La secretaría se había instalado provisionalmente en las dependencias donde sin duda antaño había estado el despacho del director del colegio. Se había acotado con tabiques de vidrio un sector del ancho pasillo central y se había convertido en salita de recepción. Para sentarse no había más que un banco de madera. Esperé ante el mostrador hasta que de la oficina interior salió una mujer cargada con un montón de expedientes. Cambió de rumbo al verme y se me acercó con una sonrisa de encargada de relaciones públicas.

—¿En qué puedo servirla?

—Busco a una mujer llamada Agnes Grey —dije—. Tengo entendido que ingresó aquí hace unos meses.

Titubeó un instante y dijo:

—¿Se puede saber por qué?

Opté por decirle la verdad, aunque lo positivo o negativo de la medida no se sabe hasta que se han comprobado los efectos.

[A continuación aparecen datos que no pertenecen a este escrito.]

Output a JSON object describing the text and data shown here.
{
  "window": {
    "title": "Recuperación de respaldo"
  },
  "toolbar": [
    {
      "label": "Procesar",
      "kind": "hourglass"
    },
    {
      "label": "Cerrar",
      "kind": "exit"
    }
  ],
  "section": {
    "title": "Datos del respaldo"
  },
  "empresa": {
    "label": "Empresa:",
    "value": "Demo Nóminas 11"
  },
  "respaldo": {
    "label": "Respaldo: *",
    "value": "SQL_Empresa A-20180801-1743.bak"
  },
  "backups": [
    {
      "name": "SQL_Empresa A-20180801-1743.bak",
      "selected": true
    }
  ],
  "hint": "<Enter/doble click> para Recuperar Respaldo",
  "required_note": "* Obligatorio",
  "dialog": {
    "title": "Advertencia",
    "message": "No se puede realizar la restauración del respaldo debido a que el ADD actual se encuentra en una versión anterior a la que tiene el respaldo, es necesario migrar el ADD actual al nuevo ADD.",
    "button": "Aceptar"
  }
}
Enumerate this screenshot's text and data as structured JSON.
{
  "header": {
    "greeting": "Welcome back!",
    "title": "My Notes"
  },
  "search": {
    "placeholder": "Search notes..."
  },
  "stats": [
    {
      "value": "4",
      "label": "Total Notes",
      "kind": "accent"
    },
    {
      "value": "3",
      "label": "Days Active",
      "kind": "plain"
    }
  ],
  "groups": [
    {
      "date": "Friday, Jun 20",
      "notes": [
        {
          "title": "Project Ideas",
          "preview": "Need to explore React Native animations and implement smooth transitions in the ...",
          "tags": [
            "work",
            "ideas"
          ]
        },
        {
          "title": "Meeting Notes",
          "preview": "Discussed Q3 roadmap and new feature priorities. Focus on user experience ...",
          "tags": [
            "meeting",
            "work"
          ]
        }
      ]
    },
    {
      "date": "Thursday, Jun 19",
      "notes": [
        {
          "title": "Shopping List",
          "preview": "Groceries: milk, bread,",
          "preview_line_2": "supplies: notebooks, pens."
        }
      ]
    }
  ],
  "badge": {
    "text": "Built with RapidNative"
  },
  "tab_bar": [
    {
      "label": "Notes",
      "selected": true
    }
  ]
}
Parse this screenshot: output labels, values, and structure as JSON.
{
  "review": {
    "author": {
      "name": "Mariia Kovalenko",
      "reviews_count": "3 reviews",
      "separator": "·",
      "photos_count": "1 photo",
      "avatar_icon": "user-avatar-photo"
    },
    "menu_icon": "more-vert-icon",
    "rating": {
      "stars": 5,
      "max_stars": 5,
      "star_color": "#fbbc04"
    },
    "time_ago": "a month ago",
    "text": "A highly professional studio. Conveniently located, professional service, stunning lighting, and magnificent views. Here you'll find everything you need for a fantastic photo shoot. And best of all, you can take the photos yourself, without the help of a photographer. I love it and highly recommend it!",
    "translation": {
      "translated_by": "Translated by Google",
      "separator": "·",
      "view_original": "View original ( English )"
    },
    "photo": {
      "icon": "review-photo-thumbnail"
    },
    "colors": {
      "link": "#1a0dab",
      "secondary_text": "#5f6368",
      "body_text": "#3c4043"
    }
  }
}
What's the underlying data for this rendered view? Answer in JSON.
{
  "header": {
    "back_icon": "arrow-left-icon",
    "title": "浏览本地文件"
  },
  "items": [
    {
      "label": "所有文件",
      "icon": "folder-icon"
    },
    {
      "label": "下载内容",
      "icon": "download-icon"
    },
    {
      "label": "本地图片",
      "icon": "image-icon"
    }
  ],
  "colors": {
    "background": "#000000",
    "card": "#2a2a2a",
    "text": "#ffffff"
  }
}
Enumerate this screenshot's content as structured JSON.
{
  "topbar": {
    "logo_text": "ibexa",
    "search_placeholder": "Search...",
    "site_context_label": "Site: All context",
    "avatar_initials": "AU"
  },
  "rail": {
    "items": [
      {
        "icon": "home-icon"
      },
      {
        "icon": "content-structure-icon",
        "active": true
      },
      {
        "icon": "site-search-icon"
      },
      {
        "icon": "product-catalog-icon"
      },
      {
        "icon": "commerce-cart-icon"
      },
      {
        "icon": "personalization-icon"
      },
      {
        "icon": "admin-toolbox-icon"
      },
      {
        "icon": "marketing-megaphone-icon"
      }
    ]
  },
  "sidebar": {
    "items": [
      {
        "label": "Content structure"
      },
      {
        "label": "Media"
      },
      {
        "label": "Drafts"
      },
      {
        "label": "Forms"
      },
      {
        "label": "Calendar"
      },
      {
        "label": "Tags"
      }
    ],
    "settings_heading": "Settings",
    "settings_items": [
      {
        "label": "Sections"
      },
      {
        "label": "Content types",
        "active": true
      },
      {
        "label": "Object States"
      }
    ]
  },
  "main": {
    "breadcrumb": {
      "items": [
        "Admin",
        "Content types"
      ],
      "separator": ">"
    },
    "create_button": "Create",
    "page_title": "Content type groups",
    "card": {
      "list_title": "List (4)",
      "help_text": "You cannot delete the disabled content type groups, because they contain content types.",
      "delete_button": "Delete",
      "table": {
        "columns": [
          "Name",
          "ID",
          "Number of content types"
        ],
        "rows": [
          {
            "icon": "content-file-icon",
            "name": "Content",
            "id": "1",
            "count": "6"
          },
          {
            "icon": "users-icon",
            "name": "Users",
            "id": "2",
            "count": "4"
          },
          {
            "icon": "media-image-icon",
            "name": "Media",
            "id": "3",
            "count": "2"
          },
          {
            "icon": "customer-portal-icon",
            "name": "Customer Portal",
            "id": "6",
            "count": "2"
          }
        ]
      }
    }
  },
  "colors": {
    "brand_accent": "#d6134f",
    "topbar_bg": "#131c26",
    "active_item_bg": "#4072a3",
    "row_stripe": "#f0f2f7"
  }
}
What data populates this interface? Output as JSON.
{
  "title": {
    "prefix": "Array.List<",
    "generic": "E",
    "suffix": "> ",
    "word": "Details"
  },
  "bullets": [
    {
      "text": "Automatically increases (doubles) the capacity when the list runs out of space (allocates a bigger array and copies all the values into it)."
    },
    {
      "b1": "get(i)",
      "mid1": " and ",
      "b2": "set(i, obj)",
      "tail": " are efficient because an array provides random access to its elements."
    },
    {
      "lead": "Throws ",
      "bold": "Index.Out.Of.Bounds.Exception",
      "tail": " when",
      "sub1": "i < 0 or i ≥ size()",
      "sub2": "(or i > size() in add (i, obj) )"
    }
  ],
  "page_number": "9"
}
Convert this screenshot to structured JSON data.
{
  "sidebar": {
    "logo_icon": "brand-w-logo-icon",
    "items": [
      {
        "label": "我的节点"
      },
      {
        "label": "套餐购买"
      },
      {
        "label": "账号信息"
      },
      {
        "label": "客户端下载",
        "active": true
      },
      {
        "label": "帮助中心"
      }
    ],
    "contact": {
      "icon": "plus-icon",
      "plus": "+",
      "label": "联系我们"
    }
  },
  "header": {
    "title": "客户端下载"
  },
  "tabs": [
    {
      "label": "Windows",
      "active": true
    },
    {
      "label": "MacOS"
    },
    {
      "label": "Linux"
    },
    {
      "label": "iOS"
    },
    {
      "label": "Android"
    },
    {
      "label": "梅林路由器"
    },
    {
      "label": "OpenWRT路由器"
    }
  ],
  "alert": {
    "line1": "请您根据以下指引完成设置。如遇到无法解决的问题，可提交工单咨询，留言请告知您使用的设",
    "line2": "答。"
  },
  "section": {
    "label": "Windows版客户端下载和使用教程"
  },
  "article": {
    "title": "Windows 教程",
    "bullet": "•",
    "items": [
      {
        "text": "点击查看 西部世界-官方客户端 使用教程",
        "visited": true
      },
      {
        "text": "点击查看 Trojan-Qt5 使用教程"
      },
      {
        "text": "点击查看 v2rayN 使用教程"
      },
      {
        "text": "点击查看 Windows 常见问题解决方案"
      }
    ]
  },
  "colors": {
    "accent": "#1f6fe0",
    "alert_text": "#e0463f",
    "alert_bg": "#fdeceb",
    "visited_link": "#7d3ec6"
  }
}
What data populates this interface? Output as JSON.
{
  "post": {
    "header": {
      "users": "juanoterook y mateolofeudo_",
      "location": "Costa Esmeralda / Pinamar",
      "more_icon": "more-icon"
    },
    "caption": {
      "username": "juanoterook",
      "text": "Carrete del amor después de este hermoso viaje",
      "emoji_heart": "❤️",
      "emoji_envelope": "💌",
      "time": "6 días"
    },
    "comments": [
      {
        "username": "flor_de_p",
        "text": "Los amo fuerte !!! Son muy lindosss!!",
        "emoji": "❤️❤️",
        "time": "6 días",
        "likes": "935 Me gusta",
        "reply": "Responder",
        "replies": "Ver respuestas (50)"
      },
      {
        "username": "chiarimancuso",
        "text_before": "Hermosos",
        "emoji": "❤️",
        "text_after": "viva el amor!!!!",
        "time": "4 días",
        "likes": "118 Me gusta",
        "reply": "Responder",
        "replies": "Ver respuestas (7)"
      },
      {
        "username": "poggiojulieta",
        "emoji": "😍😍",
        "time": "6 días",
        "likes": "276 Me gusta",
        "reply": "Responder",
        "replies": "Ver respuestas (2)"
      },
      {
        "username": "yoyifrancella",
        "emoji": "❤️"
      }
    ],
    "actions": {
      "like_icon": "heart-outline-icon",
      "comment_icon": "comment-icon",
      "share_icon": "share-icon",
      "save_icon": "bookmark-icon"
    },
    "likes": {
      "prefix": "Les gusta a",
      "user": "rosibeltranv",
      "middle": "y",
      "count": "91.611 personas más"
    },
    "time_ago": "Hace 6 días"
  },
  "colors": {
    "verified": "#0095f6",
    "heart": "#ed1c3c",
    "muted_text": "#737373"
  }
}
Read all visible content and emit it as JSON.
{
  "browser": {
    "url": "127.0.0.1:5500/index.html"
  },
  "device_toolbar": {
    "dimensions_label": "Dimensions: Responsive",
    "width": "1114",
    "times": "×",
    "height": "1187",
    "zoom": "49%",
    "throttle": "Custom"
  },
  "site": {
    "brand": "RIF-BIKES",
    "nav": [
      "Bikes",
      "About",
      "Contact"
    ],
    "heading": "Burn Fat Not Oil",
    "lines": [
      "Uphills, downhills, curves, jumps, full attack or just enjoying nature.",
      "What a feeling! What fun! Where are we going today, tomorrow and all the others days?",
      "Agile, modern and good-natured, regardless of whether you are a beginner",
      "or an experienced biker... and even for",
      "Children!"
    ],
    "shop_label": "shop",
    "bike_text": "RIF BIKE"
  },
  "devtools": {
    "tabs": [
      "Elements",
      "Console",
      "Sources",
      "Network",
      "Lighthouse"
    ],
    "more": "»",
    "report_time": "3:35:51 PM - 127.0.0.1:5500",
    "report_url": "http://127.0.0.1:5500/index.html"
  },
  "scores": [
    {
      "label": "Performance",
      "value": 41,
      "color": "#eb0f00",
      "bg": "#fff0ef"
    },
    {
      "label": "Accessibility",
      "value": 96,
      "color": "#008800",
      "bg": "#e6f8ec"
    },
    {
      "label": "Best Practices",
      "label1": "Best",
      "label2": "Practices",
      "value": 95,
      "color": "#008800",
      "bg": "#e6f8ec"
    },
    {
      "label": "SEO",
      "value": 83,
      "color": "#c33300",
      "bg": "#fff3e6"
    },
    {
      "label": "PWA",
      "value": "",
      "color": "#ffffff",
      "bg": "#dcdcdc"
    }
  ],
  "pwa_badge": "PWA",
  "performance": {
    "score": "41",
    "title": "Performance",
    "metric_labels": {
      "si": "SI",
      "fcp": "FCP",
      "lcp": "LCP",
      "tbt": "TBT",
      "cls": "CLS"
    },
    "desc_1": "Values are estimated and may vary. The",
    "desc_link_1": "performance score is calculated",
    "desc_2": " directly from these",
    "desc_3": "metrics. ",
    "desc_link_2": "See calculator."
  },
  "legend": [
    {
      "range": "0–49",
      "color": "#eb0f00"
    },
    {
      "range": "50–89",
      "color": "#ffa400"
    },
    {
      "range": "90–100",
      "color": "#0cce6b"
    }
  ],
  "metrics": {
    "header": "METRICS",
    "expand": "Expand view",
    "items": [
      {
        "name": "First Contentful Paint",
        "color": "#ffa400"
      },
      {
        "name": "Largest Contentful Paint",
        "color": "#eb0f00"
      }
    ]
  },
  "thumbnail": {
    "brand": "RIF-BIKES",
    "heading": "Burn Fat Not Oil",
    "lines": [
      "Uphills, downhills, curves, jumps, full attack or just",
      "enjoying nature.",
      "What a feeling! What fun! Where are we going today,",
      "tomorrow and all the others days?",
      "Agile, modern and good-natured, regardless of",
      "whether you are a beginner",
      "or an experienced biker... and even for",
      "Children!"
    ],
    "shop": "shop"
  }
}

Le di una tarjeta y le conté lo de Irene Gersh y que me había encargado que averiguara el paradero de su madre; para terminar, le hice la consabida pregunta:

—¿Sabe por casualidad dónde se encuentra ahora?

Me miró de hito en hito. La expresión se le modificó en virtud de algún proceso interno, aunque ignoraba de todo punto si tenía que ver o no con mi pesquisa.

—¿Me disculpa un momento?

—Claro.

Entró en la oficina y poco después reapareció con otra mujer que, según dijo al presentarse, era la señora Elsie Haynes, administradora de la institución. Era una sesentona gorda con un peinado consistente en un penacho de rizos del color del jengibre que al bajar hacia la nuca se convertía en alfombrilla de pelos no más largos que los de un bigote. La cara, en consecuencia, parecía demasiado ancha para armonizar con aquella cabeza. A pesar de lo cual me sonrió con toda cordialidad.

—Es un gran placer, señorita Millhone —dijo tendiéndome las dos manos. Más que estrechar la mía, hizo con ella un bocadillo manual, valga la expresión, encerrándola entre las suyas—. Soy la señora Haynes, pero llámeme Elsie. Bueno, no tiene más que decir en qué podemos servirla.

Era una coyuntura preocupante. No se me suele recibir así cuando trabajo en un caso.

—Mucho gusto en conocerla —dije—. Estoy buscando a una mujer llamada Agnes Grey. Tengo entendido que la trajeron aquí desde el Pioneers.

—Así es. La señora Grey está con nosotros desde principios de marzo. Y como seguramente querrá usted verla, he llamado a la jefa de planta. Ella la conducirá a la habitación de la señora Grey.

—Estupendo. Se lo agradezco mucho. Si he de serle sincera, no esperaba encontrarla aquí. Vamos, que pensaba que se habría marchado ya. ¿Está bien?

—Desde luego que sí. Está muchísimo mejor… completamente recuperada… aunque estábamos preocupados por tenerla que atender sin necesidad. No damos de alta a un paciente si no tiene adónde ir. Por lo que sabemos, la señora Grey carece de domicilio fijo y en ningún momento ha confesado que tuviese familia. Nos complace saber que tiene parientes en este Estado. Comuníqueselo usted sin falta a la señora Gersh y que haga las gestiones pertinentes para trasladarla a un centro de Santa Teresa que reúna las mismas condiciones.

Vaya, vaya. Asentí mecánicamente. Se le acababa la ganga de los subsidios públicos a la tercera edad. Traté de esbozar también yo una sonrisa de encargada de relaciones públicas para no comprometer a nada a Irene Gersh.

—No sé con exactitud lo que hará la señora Gersh. Le dije que la llamaría en cuanto supiera cómo están las cosas. Seguramente querrá hablar con usted antes de tomar una decisión, pero supongo que me dirá que vuelva a Santa Teresa con Agnes.

Cambió una rápida mirada con la enfermera.

—¿Hay algún inconveniente?

—No, en absoluto —dijo. Desvió la mirada hacia la puerta—. Aquí está la señora Renquist, la supervisora de sala. Es la persona indicada para comentar con usted este asunto.

Acometimos otra ronda de presentaciones y explicaciones. La señora Renquist tendría alrededor de cuarenta y cinco años, era delgada y morena, tenía la boca grande y agradable, y la tez oscura y arrugada de los fumadores. Llevaba el pelo cobrizo peinado hacia atrás, donde le sobresalía un moño en forma de rosco sujeto seguramente con una de esas cosas esponjosas de nailon que venden en Woolworth’s. Las tres mujeres parecían revolotear a mi alrededor como si fueran monjas, deshechas las tres en murmullos y frases tranquilizadoras. Minutos más tarde la señora Renquist y yo avanzábamos por el pasillo en dirección a su sala.